O carteiro entregou o telegrama.
José Roberto não agradeceu e enquanto abria o envelope, uma profunda ruga sulcou-lhe a testa.
Uma expressão mais de surpresa do que de dor tomou-lhe conta do rosto.
Palavras breves e incisivas:
- Teu pai faleceu. Enterro 18h. Mãe
José Roberto continuou parado, olhando para o vazio.
Nenhuma lágrima lhe veio aos olhos, nenhum aperto no coração.
Nada!
Era como se tivesse morrido um estranho.
Por que nada sentia pela morte do velho?
Com um turbilhão de pensamentos confundindo-o, avisou a esposa, apanhou o autocarro epartiu, vencendo os silenciosos quilómetros de estrada enquanto a cabeça girava a mil.
No íntimo, não queria ir ao funeral e, se ia era apenas para que a mãe não ficasse mais amargurada.
Ela sabia que pai e filho não se davam bem.
A coisa tinha chegado ao final no dia em que, depois de mais uma chuva
de acusações, José Roberto fez as malas e partiu prometendo nunca mais colocar os pés naquela casa.
Um emprego razoável, casamento, telefonemas à mãe pelo Natal, Ano Novo ou Páscoa...
Ele tinha-se desligado da família, não pensava no pai e a última coisa que desejava na vida era ser parecido com ele.
O velório: poucas pessoas.
A mãe está lá, pálida, gelada, chorosa.
Quando reviu o filho, as lágrimas correram silenciosas, foi um abraço de desesperado silêncio.
Depois, ele viu o corpo sereno envolto num lençol de rosas vermelho, como as que o pai gostava de cultivar.
José Roberto não verteu uma única lágrima, o coração não pedia.
Era como estar diante de um desconhecido, um estranho, um...
O funeral: o pássaro cantando, o sol pondo-se.
Ele ficou em casa com a mãe até à noite, beijou-a e prometeu-lhe que voltaria com os netos e a esposa para se conhecerem.

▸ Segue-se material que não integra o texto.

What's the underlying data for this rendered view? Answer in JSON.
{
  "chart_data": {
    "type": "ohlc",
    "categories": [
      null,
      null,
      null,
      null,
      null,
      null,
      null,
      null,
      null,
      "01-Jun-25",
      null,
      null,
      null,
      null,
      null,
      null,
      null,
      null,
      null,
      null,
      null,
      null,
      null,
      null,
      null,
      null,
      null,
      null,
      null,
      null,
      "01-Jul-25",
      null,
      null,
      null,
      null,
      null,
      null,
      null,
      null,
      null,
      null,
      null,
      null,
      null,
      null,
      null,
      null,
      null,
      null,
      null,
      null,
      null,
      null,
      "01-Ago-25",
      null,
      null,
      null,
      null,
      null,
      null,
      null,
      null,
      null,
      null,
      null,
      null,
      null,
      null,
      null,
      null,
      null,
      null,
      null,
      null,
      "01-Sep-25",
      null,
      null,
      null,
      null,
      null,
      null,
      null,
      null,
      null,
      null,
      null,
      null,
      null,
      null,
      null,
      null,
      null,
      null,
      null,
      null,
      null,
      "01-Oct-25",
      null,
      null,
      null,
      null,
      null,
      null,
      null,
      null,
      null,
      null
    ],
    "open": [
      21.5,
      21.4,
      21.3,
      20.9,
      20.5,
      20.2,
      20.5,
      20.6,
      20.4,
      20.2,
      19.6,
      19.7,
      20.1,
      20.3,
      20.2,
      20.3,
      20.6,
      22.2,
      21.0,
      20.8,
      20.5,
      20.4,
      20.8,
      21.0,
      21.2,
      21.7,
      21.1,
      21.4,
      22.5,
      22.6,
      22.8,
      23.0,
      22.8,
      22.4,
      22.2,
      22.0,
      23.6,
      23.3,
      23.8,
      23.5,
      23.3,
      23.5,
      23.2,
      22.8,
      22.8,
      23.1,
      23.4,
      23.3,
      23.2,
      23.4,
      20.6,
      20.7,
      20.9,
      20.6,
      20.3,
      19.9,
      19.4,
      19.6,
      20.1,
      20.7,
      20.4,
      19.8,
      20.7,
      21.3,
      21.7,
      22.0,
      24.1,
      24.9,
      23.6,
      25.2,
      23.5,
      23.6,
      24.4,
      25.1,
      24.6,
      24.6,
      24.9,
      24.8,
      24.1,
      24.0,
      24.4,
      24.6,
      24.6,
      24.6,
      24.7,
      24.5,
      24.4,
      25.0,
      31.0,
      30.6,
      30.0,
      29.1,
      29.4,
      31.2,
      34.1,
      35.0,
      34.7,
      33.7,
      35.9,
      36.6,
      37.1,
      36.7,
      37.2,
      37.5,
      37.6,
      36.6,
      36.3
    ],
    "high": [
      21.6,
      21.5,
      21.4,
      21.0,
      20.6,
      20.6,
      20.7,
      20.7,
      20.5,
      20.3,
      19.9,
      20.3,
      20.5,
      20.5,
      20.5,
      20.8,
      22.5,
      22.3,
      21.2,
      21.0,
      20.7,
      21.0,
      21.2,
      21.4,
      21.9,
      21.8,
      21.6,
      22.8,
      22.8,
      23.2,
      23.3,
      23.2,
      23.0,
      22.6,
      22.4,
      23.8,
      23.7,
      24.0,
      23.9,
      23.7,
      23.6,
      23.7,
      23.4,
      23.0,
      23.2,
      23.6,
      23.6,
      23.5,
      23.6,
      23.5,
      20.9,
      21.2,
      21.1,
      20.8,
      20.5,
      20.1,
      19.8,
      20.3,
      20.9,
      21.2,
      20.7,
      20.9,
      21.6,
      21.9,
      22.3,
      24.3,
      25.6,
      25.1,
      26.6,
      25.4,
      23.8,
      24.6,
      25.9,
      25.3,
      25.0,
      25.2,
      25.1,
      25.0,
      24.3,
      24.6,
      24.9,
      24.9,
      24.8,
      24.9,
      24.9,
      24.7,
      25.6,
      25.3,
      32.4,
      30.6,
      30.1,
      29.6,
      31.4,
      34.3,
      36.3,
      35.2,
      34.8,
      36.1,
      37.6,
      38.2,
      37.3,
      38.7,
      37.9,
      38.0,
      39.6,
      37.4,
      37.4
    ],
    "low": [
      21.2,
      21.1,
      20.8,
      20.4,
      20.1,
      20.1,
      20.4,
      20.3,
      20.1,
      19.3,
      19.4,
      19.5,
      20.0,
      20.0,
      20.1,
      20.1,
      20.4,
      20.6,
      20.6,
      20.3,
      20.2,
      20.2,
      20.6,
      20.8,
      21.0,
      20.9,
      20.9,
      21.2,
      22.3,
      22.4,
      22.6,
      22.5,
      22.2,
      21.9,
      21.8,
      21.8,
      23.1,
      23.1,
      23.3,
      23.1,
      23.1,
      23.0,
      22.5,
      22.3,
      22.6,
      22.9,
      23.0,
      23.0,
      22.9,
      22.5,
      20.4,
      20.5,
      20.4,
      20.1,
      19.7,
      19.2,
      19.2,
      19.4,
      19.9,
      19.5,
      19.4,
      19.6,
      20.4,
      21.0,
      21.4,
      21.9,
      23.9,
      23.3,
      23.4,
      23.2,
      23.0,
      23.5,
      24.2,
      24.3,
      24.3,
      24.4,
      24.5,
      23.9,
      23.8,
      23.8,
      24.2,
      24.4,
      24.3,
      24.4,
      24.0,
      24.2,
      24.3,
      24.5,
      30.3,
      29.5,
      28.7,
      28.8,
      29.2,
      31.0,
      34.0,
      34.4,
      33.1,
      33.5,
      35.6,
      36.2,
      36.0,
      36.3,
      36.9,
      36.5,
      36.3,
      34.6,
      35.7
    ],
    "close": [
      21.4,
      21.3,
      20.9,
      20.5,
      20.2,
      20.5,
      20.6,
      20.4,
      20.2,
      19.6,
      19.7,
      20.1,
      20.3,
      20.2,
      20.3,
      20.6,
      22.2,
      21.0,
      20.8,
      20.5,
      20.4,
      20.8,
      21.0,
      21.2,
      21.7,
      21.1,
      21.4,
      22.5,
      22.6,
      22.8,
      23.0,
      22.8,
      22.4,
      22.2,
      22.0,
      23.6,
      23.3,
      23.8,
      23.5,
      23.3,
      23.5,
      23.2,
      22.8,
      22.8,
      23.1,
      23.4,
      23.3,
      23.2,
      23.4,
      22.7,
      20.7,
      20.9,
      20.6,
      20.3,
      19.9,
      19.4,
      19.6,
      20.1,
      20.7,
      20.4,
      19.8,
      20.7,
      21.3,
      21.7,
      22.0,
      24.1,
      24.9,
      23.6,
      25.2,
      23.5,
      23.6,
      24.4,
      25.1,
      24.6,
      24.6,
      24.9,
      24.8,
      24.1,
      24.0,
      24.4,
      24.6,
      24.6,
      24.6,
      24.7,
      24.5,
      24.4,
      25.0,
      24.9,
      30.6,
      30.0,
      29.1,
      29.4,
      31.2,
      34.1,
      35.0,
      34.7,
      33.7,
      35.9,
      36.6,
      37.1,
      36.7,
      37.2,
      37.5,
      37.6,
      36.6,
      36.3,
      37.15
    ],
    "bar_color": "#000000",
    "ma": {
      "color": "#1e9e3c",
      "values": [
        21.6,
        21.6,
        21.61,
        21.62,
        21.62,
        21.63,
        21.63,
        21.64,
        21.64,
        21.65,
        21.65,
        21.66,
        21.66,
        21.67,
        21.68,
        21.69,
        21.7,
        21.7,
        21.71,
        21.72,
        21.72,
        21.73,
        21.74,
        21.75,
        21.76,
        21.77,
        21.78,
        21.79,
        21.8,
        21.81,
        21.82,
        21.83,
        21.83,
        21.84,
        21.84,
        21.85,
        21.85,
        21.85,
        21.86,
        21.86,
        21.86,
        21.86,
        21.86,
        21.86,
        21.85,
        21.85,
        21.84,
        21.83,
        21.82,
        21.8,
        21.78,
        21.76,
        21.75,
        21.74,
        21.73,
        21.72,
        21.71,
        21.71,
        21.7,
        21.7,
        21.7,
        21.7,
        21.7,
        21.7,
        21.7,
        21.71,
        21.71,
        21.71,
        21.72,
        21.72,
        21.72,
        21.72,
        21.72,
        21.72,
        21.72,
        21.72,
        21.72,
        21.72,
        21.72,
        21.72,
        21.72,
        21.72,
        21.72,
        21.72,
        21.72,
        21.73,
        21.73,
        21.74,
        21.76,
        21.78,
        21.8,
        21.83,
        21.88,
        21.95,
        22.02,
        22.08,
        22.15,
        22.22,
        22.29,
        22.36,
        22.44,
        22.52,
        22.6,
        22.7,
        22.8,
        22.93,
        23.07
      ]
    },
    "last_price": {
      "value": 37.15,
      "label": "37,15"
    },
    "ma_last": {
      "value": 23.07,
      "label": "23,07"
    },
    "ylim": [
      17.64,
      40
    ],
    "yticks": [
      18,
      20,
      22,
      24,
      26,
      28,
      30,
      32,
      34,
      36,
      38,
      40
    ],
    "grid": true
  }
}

Agora, ele poderia voltar à casa, porque aquele que não o amava, já não estava lá para lhe dar conselhos ácidos nem para o criticar.
No momento da despedida a mãe colocou-lhe algo pequeno e rectangular na mão.
“Há mais tempo que poderias ter recebido isto” - disse. “Mas, infelizmente só o encontrei, depois dele partir, entre as recordações mais importantes...”
Foi com um gesto mecânico que, minutos depois de começar a viagem, meteu a mão no bolso e sentiu o presente.
O foco mortiço da luz do bagageiro revelou uma pequena caderneta de capa vermelha.
Abriu-a curioso.
Páginas amareladas.
Na primeira, no alto, reconheceu a caligrafia firme do pai:
"Nasceu hoje o José Roberto.
Quase quatro quilos! O meu primeiro filho, um rapagão!
Estou orgulhoso por ser o pai daquele que será a minha continuação na Terra!".
À medida que folheava, devorando cada anotação, sentia um aperto na boca do estômago, mistura de dor e perplexidade, pois as imagens do passado ressurgiram firmes e atrevidas como se acabassem de acontecer!
"Hoje, meu filho foi para escola.
Está um homenzinho! Quando o vi de uniforme, fiquei emocionado e desejei-lhe um futuro cheio de sabedoria.
A vida dele será diferente da minha, porque não pude estudar por ter sido obrigado a ajudar meu pai.
Mas para o meu filho desejo o melhor.
Não permitirei que a vida o castigue".
Outra página
"Roberto pediu-me uma bicicleta, o meu salário não dá, mas ele merece porque é estudioso e esforçado.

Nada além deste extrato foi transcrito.